An official with Human Rights Watch (HRW) said any ruling that boosted protection for human rights organisations is positive.
“Our sources depend on confidentiality to come forward,” United States HRW program director David Fathi said.
The issue came up in a lawsuit filed in 2004 in which lawyers complained that employees at a federal jail in New York City secretly recorded their conversations with clients who were arrested following the September 11 attacks.
Lawyers for Legal Aid, which provides legal services to the poor, brought the suit, claiming jail managers and administrators ordered or sanctioned the recordings. The overall case has yet to be heard.

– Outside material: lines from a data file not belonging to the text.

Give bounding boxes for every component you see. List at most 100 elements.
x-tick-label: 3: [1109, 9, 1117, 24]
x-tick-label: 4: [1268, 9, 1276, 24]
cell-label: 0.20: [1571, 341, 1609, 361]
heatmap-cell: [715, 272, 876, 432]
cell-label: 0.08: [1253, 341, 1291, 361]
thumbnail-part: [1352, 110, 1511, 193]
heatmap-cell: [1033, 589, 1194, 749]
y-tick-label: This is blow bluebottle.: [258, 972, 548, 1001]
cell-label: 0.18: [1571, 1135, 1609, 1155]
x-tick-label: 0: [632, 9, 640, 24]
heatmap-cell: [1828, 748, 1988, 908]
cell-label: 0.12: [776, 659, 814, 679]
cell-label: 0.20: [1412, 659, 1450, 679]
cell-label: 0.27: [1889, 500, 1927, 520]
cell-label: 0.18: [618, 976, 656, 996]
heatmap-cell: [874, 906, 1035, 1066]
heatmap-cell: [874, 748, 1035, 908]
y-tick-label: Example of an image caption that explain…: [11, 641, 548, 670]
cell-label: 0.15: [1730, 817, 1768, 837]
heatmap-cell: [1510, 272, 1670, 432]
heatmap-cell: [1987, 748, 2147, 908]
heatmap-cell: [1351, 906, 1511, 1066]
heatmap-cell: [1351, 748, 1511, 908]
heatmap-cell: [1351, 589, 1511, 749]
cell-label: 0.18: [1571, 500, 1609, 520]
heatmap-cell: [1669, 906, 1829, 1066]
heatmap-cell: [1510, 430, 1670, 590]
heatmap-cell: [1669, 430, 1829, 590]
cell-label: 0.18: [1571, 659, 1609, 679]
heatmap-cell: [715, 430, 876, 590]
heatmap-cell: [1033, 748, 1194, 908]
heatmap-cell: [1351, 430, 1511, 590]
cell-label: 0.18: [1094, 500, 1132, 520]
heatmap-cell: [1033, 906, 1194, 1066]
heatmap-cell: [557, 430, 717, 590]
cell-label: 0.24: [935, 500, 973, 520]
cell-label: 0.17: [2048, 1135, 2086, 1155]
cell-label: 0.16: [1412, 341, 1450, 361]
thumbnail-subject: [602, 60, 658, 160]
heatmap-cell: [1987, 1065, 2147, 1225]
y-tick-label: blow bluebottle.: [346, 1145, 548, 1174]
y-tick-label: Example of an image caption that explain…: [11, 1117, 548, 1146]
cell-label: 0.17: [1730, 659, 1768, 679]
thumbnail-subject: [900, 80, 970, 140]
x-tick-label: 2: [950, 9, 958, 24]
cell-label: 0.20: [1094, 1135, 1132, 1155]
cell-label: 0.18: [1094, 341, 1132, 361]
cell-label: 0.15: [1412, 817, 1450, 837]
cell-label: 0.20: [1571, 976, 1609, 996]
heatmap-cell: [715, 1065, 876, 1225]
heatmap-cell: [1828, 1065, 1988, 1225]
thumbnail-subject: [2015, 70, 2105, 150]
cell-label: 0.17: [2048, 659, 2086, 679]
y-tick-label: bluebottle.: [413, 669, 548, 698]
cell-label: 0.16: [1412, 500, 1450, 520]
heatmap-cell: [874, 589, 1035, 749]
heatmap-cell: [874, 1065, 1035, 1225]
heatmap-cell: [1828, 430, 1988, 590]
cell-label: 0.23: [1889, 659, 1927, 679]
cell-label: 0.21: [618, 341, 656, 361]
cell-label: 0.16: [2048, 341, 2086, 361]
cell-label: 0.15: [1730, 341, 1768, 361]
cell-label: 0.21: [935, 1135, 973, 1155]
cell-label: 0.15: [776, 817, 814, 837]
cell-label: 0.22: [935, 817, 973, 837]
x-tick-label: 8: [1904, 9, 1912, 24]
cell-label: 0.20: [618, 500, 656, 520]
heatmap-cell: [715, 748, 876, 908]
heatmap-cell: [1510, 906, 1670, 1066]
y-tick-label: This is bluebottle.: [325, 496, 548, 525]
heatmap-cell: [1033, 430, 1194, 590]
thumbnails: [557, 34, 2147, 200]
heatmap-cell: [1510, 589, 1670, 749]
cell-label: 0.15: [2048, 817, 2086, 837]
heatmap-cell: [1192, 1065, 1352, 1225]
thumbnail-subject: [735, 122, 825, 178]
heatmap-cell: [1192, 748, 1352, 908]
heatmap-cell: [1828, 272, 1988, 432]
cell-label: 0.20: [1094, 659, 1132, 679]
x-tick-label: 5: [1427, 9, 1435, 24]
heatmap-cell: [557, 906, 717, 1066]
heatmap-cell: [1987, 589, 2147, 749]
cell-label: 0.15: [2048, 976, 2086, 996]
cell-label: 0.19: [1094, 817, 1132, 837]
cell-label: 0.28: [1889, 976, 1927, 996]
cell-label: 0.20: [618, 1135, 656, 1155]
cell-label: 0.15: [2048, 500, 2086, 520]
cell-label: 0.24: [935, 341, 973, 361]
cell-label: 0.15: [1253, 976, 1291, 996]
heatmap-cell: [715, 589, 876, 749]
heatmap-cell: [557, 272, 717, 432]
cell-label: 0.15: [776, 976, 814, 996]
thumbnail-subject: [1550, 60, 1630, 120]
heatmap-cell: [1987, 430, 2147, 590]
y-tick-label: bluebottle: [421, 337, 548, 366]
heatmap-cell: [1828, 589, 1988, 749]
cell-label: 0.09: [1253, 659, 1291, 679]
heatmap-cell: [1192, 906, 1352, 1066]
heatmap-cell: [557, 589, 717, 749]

AI was drawn into the suit because a report it issued in March 2002 said some attorneys were concerned about being recorded.
Lawyers for jail officials wanted AI to disclose the names of lawyers quoted anonymously in the report, but the human rights group refused in all but the case of Bryan Lonegan, who agreed to waive his confidentiality.
The magistrate judge ordered that AI did not have to disclose the names of its sources, apart from the name of a lawyer that Mr Lonegan had mentioned to the group.
This is an excellent decision. As Fathi points out, few sources would be willing to talk to groups like HRW and AI if they knew that their identities might not remain private — in the human-rights context, anonymity often means the difference between life and death.